The Quixotic Magellan -- The Battle of Mactan
Ferdinand Magellan by Charles Legrand (Biblioteca Nacional de Portugal) |
In one aula discussion, I was asked to describe Spain's "Siglo de Oro" -- Spain's golden age. I mentioned the achievements in arts and letters and of course the great age of discovery that of Magellan et al. There is also Cervantes and the romantic idea of chivalry being reawaken into the said "Siglo". Being a musician, I also spoke about Spanish music of that time, particularly the character of the early "rasgueado" which I describe as different patterns of strumming the guitar (vihuela) that somehow imitates the galloping of horses. Yes, the quixotic character of the time of medieval knights and adventures, Zeitgeist, could even be deciphered in their music.
The men like Magellan were knights or horsemen in a romantic quest for glory and gold (and greed) with their converted horses fashioned out of wood-- Galleons that sailed and ventured upon seas, coming like a Trojan horse to unsuspecting lands. Still, the men inside it were driven by this zeal characteristic of the time.
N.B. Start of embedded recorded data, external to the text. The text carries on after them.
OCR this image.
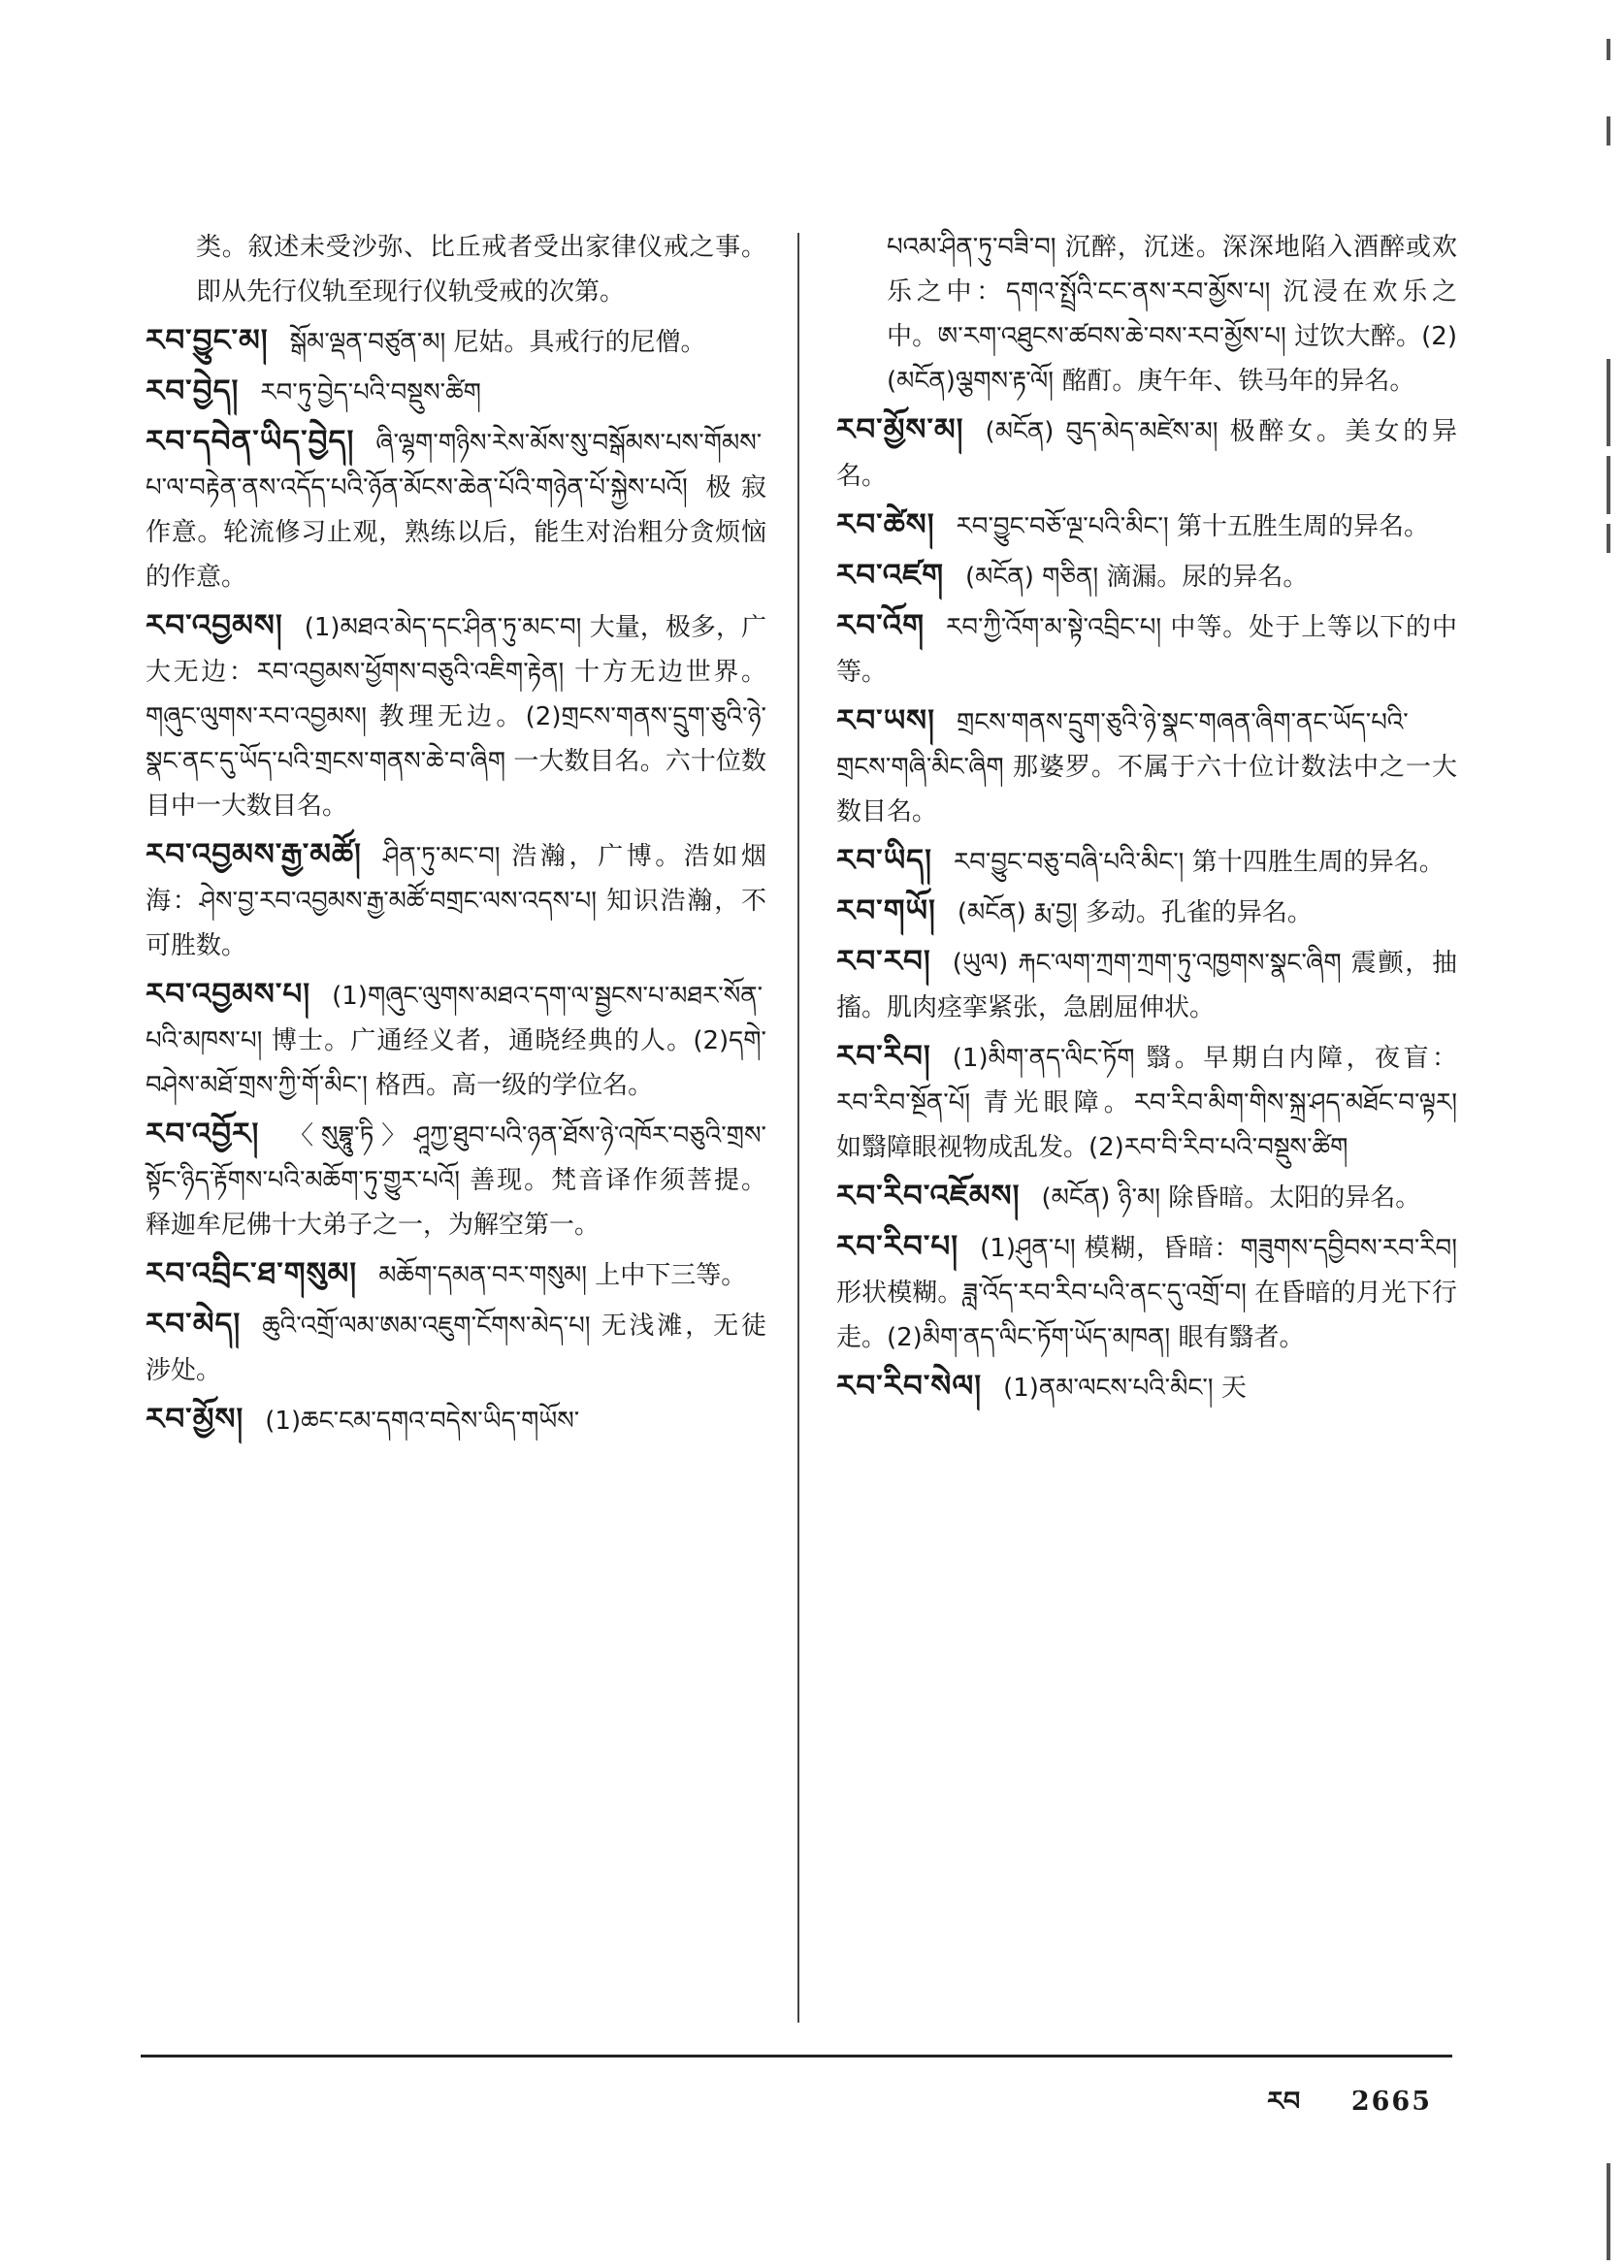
类。叙述未受沙弥、比丘戒者受出家律仪戒之事。即从先行仪轨至现行仪轨受戒的次第。
རབ་བྱུང་མ། སྒོམ་ལྡན་བཙུན་མ། 尼姑。具戒行的尼僧。
རབ་བྱེད། རབ་ཏུ་བྱེད་པའི་བསྡུས་ཚིག
རབ་དབེན་ཡིད་བྱེད། ཞི་ལྷག་གཉིས་རེས་མོས་སུ་བསྒོམས་པས་གོམས་པ་ལ་བརྟེན་ནས་འདོད་པའི་ཉོན་མོངས་ཆེན་པོའི་གཉེན་པོ་སྐྱེས་པའོ། 极寂作意。轮流修习止观，熟练以后，能生对治粗分贪烦恼的作意。
རབ་འབྱམས། (1)མཐའ་མེད་དང་ཤིན་ཏུ་མང་བ། 大量，极多，广大无边：རབ་འབྱམས་ཕྱོགས་བཅུའི་འཇིག་རྟེན། 十方无边世界。གཞུང་ལུགས་རབ་འབྱམས། 教理无边。(2)གྲངས་གནས་དྲུག་ཅུའི་ཉེ་སྣང་ནང་དུ་ཡོད་པའི་གྲངས་གནས་ཆེ་བ་ཞིག 一大数目名。六十位数目中一大数目名。
རབ་འབྱམས་རྒྱ་མཚོ། ཤིན་ཏུ་མང་བ། 浩瀚，广博。浩如烟海：ཤེས་བྱ་རབ་འབྱམས་རྒྱ་མཚོ་བགྲང་ལས་འདས་པ། 知识浩瀚，不可胜数。
རབ་འབྱམས་པ། (1)གཞུང་ལུགས་མཐའ་དག་ལ་སྦྱངས་པ་མཐར་སོན་པའི་མཁས་པ། 博士。广通经义者，通晓经典的人。(2)དགེ་བཤེས་མཐོ་གྲས་ཀྱི་གོ་མིང་། 格西。高一级的学位名。
རབ་འབྱོར། 〈སུབྷཱུ་ཏི〉ཤཱཀྱ་ཐུབ་པའི་ཉན་ཐོས་ཉེ་འཁོར་བཅུའི་གྲས་སྟོང་ཉིད་རྟོགས་པའི་མཆོག་ཏུ་གྱུར་པའོ། 善现。梵音译作须菩提。释迦牟尼佛十大弟子之一，为解空第一。
རབ་འབྲིང་ཐ་གསུམ། མཆོག་དམན་བར་གསུམ། 上中下三等。
རབ་མེད། ཆུའི་འགྲོ་ལམ་ཨམ་འཇུག་ངོགས་མེད་པ། 无浅滩，无徒涉处。
རབ་མྱོས། (1)ཆང་ངམ་དགའ་བདེས་ཡིད་གཡོས་
པའམ་ཤིན་ཏུ་བཟི་བ། 沉醉，沉迷。深深地陷入酒醉或欢乐之中：དགའ་སྤྲོའི་ངང་ནས་རབ་མྱོས་པ། 沉浸在欢乐之中。ཨ་རག་འཐུངས་ཚབས་ཆེ་བས་རབ་མྱོས་པ། 过饮大醉。(2)(མངོན)ལྕགས་རྟ་ལོ། 酩酊。庚午年、铁马年的异名。
རབ་མྱོས་མ། (མངོན) བུད་མེད་མཛེས་མ། 极醉女。美女的异名。
རབ་ཚེས། རབ་བྱུང་བཅོ་ལྔ་པའི་མིང་། 第十五胜生周的异名。
རབ་འཛག (མངོན) གཅིན། 滴漏。尿的异名。
རབ་འོག རབ་ཀྱི་འོག་མ་སྟེ་འབྲིང་པ། 中等。处于上等以下的中等。
རབ་ཡས། གྲངས་གནས་དྲུག་ཅུའི་ཉེ་སྣང་གཞན་ཞིག་ནང་ཡོད་པའི་གྲངས་གཞི་མིང་ཞིག 那婆罗。不属于六十位计数法中之一大数目名。
རབ་ཡིད། རབ་བྱུང་བཅུ་བཞི་པའི་མིང་། 第十四胜生周的异名。
རབ་གཡོ། (མངོན) རྨ་བྱ། 多动。孔雀的异名。
རབ་རབ། (ཡུལ) རྐང་ལག་ཀྲག་ཀྲག་ཏུ་འཁྱགས་སྣང་ཞིག 震颤，抽搐。肌肉痉挛紧张，急剧屈伸状。
རབ་རིབ། (1)མིག་ནད་ལིང་ཏོག 翳。早期白内障，夜盲：རབ་རིབ་སྔོན་པོ། 青光眼障。རབ་རིབ་མིག་གིས་སྐྲ་ཤད་མཐོང་བ་ལྟར། 如翳障眼视物成乱发。(2)རབ་བི་རིབ་པའི་བསྡུས་ཚིག
རབ་རིབ་འཇོམས། (མངོན) ཉི་མ། 除昏暗。太阳的异名。
རབ་རིབ་པ། (1)ཤུན་པ། 模糊，昏暗：གཟུགས་དབྱིབས་རབ་རིབ། 形状模糊。ཟླ་འོད་རབ་རིབ་པའི་ནང་དུ་འགྲོ་བ། 在昏暗的月光下行走。(2)མིག་ནད་ལིང་ཏོག་ཡོད་མཁན། 眼有翳者。
རབ་རིབ་སེལ། (1)ནམ་ལངས་པའི་མིང་། 天
རབ 2665
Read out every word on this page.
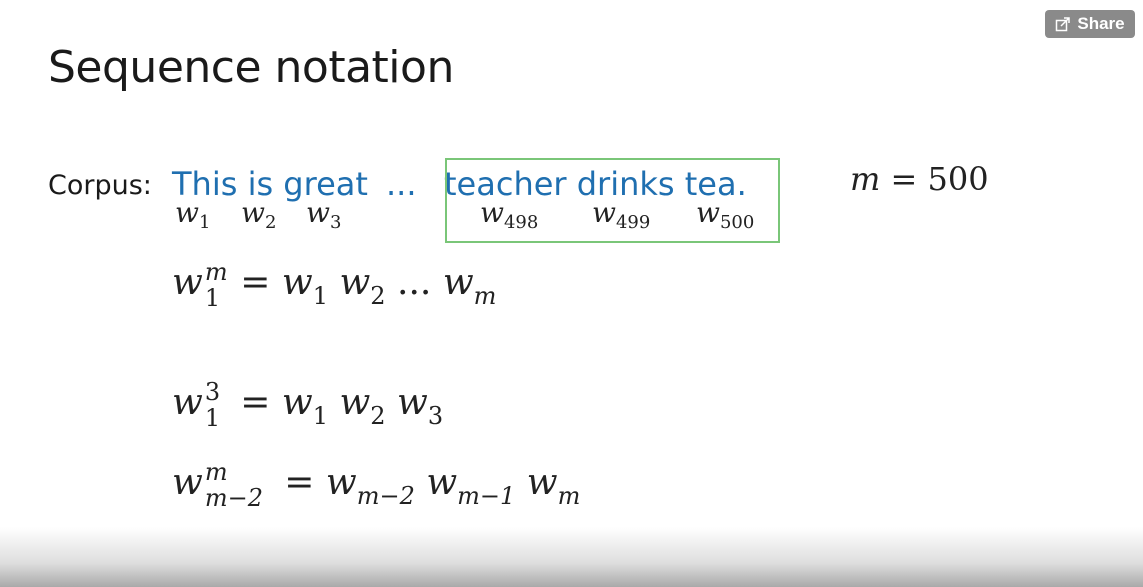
Sequence notation
Share
Corpus: This is great ... teacher drinks tea.
$w_1$ $w_2$ $w_3$	$w_{498}$ $w_{499}$ $w_{500}$
m = 500
w m
$1 = w_1$ $w_2$ ... $w_m$
w 3
$1 = w_1$ $w_2$ $w_3$
w m
$m-2 = w_{m-2}$ $w_{m-1}$ $w_m$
In Mactan, Magellan was perhaps still thinking of that glorious time in Malacca in 1511, when Portuguese power and cunning obliterated the combined forces of Malay natives and their foreign auxiliary forces. Perhaps he even expected that some native of Mactan would betray their tactics and position etc similar to what happened in Malacca? He thought that this picked fight with Mactan was a just walk in the park. But there was not to be a repeat of Malacca or that so-called European prowess in military skills.
Five hundred years ago, Magellan lost his life in a battle that should have not happened. Describing its magnitude or minuscule size whatever, this clash could only be likened to a skirmish and not a real big battle. The problem was Magellan played with local politics and the intrigues that come with it that he willingly went to war against Lapu Lapu, Humabon's rival.
After the death of Magellan, it was the turn of his surviving crew to suffer the wrath of the Cebuanos. Somehow at the back of my mind, I was wondering what really happened, asking whether it was possible that Humabon unknowingly betrayed Magellan, delivering the unsuspecting Portuguese Captain to the hands of Lapu Lapu.